Già Kiddepur era scomparsa nelle fitte tenebre, già gli ultimi
lumi delle barche e dei navigli più non si scorgevano, quando un uomo, che sino
allora aveva tenuto la ruota del timone, attraversò quatto quatto il ponte,
urtando forte col gomito un indiano che stava chiudendo il boccaporto di
maestra.
- Affrettati, - gli disse, nel passargli vicino. La camera è
deserta.
- Pronto, Hider, - rispose l'altro.
Pochi minuti dopo i due indiani scendevano la scaletta che
conduceva nella camera comune, la quale in quel momento era deserta.
- Ebbene? - chiese brevemente Hider.
- Nessuno ha sospettato di nulla.
- Hai contato le botti segnate?
- Sì, sono dieci.
- Dove le hai collocate?
- Sotto poppa.
- Riunite?
- Tutte vicine l'una all'altra, - disse l'affiliato.
- Hai avvertito gli altri?
- Sono tutti pronti. Al primo segnale si getteranno sugli
inglesi.
- Bisogna agire con prudenza. Questi uomini sono capaci di far
fuoco alle polveri e far saltare amici e nemici.

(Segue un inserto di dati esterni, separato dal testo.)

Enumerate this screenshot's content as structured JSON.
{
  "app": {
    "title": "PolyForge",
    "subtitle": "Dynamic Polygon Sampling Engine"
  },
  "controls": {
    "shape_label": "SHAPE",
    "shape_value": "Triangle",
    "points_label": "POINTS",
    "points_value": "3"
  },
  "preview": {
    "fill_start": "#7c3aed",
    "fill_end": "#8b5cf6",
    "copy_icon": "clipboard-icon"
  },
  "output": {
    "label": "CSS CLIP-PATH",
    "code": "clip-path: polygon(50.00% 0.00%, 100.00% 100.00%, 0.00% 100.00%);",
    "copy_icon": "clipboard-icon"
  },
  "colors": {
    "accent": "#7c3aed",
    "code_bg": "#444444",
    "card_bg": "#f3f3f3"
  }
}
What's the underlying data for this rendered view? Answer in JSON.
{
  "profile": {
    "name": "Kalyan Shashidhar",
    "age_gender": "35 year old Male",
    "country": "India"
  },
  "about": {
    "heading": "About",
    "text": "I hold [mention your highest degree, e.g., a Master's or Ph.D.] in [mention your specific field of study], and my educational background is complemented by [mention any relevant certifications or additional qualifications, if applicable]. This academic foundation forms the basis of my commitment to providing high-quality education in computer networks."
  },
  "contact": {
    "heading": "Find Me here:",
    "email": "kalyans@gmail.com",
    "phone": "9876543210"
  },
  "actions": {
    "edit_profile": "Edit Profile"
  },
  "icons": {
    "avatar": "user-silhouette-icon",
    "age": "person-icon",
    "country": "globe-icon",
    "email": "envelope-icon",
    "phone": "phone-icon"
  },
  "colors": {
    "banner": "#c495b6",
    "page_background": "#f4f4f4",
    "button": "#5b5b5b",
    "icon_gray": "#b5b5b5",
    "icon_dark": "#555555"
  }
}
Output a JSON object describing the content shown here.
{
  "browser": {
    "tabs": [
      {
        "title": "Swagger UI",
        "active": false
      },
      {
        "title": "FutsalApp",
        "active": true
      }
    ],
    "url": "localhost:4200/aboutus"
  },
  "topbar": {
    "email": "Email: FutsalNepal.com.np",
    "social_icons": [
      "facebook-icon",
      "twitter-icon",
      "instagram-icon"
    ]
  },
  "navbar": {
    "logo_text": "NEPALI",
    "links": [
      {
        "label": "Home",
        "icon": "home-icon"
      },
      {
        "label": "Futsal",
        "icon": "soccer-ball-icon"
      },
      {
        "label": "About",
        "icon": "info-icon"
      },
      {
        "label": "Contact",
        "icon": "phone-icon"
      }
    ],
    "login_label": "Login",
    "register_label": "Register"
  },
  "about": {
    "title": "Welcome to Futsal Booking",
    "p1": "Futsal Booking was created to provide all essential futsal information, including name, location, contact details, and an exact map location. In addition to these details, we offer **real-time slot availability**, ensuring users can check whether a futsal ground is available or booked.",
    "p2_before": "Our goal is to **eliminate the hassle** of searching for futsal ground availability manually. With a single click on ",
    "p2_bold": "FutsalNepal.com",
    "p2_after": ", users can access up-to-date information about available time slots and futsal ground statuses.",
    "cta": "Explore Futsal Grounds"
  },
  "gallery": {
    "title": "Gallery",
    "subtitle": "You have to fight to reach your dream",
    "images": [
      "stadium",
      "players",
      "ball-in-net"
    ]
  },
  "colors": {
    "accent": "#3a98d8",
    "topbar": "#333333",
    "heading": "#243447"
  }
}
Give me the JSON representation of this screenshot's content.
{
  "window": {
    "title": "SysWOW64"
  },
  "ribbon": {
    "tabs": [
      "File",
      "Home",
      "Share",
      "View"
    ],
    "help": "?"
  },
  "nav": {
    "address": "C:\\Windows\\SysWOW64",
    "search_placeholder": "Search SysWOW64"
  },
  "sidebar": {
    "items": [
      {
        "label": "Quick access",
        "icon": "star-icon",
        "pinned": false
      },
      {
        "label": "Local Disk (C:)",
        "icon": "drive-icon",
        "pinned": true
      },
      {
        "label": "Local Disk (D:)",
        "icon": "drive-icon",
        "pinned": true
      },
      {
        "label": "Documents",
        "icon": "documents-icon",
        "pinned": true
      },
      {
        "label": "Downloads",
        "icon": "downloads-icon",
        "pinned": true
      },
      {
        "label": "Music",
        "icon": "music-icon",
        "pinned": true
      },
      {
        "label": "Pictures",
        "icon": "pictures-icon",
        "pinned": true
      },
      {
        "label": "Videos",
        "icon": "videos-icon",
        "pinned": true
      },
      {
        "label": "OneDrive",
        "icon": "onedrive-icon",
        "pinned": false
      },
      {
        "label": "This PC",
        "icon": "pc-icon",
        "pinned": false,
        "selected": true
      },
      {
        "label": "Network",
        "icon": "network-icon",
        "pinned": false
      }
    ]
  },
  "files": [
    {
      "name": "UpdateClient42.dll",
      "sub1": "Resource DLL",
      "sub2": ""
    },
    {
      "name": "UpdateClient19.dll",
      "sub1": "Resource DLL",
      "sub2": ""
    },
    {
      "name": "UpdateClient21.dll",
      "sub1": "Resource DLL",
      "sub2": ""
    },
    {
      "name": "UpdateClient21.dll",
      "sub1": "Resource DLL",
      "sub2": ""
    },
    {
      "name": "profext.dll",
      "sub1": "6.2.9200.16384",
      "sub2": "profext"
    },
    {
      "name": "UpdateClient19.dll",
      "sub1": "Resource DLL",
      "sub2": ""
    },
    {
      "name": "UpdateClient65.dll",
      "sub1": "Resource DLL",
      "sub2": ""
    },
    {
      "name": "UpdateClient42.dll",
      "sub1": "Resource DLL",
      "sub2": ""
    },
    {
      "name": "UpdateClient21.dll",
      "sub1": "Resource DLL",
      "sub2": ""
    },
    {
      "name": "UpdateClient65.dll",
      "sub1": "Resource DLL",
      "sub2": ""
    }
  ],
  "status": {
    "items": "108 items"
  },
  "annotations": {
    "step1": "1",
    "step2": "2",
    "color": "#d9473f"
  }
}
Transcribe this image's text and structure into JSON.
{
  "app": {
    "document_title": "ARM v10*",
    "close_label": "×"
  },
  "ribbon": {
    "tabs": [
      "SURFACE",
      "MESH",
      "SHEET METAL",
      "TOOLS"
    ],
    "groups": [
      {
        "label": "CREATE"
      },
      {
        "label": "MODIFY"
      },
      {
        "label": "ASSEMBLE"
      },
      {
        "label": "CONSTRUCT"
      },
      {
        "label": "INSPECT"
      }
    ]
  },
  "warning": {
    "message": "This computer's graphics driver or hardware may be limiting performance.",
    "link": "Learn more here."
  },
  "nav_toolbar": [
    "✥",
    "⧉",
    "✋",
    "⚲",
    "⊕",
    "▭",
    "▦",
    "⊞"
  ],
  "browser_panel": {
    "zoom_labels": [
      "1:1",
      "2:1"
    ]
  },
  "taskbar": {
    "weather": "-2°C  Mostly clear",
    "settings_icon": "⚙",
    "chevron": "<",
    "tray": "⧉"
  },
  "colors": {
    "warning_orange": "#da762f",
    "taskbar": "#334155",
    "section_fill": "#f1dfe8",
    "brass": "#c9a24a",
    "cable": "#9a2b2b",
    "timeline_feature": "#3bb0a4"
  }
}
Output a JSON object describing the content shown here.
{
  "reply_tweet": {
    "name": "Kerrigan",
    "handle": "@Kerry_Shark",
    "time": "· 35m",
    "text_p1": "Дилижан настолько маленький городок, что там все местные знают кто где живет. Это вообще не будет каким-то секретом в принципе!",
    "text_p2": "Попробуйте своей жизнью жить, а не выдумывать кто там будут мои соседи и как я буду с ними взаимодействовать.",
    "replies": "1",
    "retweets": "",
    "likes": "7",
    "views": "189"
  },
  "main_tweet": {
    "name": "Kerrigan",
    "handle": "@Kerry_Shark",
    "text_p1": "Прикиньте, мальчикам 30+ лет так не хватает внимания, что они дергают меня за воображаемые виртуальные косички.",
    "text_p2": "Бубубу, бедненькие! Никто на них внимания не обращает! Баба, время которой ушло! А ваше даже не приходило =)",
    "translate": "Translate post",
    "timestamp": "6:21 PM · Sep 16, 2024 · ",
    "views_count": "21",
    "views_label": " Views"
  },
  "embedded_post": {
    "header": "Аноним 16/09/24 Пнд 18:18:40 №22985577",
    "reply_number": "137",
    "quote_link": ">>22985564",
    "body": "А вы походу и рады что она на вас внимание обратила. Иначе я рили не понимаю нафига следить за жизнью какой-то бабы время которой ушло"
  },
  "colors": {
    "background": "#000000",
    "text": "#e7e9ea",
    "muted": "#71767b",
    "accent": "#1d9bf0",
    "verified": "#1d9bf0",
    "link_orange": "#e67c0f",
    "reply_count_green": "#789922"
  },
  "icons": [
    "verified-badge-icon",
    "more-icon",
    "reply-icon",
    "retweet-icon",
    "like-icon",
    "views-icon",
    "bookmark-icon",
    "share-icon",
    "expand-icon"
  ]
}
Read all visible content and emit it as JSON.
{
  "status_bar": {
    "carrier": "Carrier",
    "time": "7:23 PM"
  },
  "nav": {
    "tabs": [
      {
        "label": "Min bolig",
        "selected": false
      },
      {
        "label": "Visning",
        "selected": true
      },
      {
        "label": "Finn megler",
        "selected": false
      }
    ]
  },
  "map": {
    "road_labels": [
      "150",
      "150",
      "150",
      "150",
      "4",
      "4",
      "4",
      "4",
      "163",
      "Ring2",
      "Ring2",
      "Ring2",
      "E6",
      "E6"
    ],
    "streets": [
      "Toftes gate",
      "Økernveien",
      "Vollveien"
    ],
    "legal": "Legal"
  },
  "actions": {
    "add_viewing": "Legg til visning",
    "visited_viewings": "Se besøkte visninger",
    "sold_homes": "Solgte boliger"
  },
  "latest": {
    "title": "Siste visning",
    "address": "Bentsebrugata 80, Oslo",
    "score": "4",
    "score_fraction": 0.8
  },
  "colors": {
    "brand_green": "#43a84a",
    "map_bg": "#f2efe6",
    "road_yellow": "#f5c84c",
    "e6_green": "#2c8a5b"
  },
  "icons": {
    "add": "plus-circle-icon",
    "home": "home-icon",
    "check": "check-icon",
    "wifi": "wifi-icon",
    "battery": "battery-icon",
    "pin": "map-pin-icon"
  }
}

- Quando si farà il colpo?
- Questa notte, dopo che avremo dato un buon narcotico al
capitano.
- Cosa dobbiamo fare intanto?
- Manderai due uomini a impadronirsi della sala d'armi poi
attenderai nella macchina cogli altri due fuochisti. Avremo bisogno della tua
abilità.
- Non è la prima volta che lavoro alle caldaie.
- Va bene. Io comincio ad agire.
Hider risalì in coperta e diresse lo sguardo sulla passerella.
Il capitano passeggiava innanzi e indietro, colle braccia incrociate sul petto,
fumando una sigaretta.
- Povero capitano, - mormorò lo strangolatore, non meritavi un
così brutto tiro. Ma bah! Un altro al mio posto, invece di renderti nell'impossibilità
di nuocere, ti avrebbe spedito all'inferno con una buona dose di veleno.
Si diresse verso poppa e senza essere veduto discese sotto
coperta, arrestandosi dinanzi la cabina del comandante. L'uscio era socchiuso,
l'aprì e si trovò in uno stanzino di otto piedi quadrati, tappezzato in rosso
ed ammobiliato elegantemente.
S'accostò ad un tavolino, sul quale stava una bottiglia di
cristallo, piena di limonata. Un sorriso diabolico gli sfiorò le labbra.
- Ogni mattina la bottiglia risale vuota, bisbigliò. - Il
capitano, prima di coricarsi, beve sempre.
Cacciò la mano in petto e trasse una fiala microscopica,
contenente un liquido rossastro. Lo fiutò più volte, poi lasciò cadere nella
bottiglia tre goccie.
La limonata ribollì diventando rossa, poi riacquistò la sua
tinta primitiva.
- Dormirà due giorni, - disse il thug. - Andiamo a trovare gli
amici.
Uscì ed aprì una porticina che metteva nella stiva. Un leggier
rumore si udì sotto la poppa, seguito da uno scricchiolìo, come di un'arma da
fuoco che veniva montata.
- Tremal-Naik, - chiamò il thug.
- Sei tu Hider? - domandò una foce soffocata. Apri, che qui
dentro ci asfissiamo.
Il thug raccolse in un angolo una lanterna cieca, colà
precedentemente nascosta, l'accese e s'avvicinò alle dieci botti collocate
l'una presso l'altra.
I cerchi vennero levati e gli undici strangolatori, mezzo
asfissiati, colle membra indolenzite, madidi di sudore per l'eccessivo caldo
che regnava là sotto, uscirono. Tremal-Naik si slanciò
verso Hider.
- La Cornwall? - gli chiese.
- Corre verso il mare.
- C'è speranza di raggiungerla?
- Sì, se la Devonshire accelera la corsa.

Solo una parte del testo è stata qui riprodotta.